In his biography of Alexander Hamilton, Ron Chernow marvels several times of Hamilton’s capacity for work. He wrote the bulk of the Federalist Papers, sometimes turning out as many as 5 in a week.  When his opponents in Congress wanted to try to hang him on unfounded corruption charges, for instance, they demanded that he produce voluminous reports on short deadlines.  They underestimated him.  On p. 250, Chernow describes how Hamilton was able to do this:

Hamilton’s mind always worked with preternatural speed.  His collected papers are so stupefying in length that it is hard to believe that one man created them in fewer than five decades.  Words were his chief weapons, and his account books are crammed with purchases for thousands of quills, parchments, penknives, slate pencils, reams of foolscap, and wax.  His papers show that, Mozart-like, he could transpose complex thoughts onto paper with few revisions.  At other times, he tinkered with the prose but generally did not alter the logical progression of his thought.  He wrote with the speed of a beautifully organized mind that digested ideas thoroughly, slotted them into appropriate pigeonholes, then regurgitated them at will.

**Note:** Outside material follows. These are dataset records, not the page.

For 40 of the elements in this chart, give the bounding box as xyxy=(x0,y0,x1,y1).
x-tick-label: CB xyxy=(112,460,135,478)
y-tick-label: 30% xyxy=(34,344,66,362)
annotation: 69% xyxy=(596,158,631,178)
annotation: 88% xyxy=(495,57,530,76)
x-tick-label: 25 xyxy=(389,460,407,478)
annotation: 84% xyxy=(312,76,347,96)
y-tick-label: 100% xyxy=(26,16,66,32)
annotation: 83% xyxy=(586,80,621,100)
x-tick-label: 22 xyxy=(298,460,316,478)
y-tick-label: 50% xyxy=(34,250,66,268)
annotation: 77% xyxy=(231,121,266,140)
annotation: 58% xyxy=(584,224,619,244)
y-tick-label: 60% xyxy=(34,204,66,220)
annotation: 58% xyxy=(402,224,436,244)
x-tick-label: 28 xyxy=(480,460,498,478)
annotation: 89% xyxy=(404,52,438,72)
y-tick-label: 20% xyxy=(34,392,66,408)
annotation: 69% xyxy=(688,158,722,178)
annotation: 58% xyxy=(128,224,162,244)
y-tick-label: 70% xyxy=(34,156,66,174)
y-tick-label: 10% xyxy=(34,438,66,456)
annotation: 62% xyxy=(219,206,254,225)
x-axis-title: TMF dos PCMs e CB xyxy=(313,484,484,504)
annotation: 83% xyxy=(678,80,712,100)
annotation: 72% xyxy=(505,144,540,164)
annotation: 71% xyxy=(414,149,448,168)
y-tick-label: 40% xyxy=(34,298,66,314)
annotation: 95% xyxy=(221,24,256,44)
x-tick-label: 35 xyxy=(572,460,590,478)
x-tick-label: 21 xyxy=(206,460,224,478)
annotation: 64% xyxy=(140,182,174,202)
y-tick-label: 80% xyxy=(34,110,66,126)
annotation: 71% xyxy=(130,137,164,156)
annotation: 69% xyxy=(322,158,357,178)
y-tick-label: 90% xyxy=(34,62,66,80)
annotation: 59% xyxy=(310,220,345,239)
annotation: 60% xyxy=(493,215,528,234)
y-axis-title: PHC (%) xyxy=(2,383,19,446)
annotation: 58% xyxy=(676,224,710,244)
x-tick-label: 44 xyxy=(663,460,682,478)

Both the organized mind and the regurgitation are harder than they look.  They both require patience, training, and discipline.  Yes, he was writing at a different time, when repeating arguments didn’t mean chewing up half of your allotted 700 words.  Length was never an issue, and Hamilton, being Hamilton, was brilliant enough that neither was publication or readership.  But I notice it when favorite columnists of mine no longer have anything new to say, and part of my own lack of production is from a desire to say something new each time, rather than even mentally cut-and-paste from previous efforts.  Contrary to popular opinion, it takes patience to repeat yourself.

This goes hand-in-hand with having an organized mind.  One wants to be able to assimilate events and ideas, and to respond to them.  But there’s a concomitant risk of building a system and fitting everything into that system.  One’s thinking becomes rigid, rather than supple and responsive.  You see this all the time with people who reduce all political arguments to one or a handful of principles – everything becomes confirmation of those few underlying ideas, but then all arguments return to those same few ideas.  Discussions become stale, because it’s more comfortable to have the discussion you’re used to having.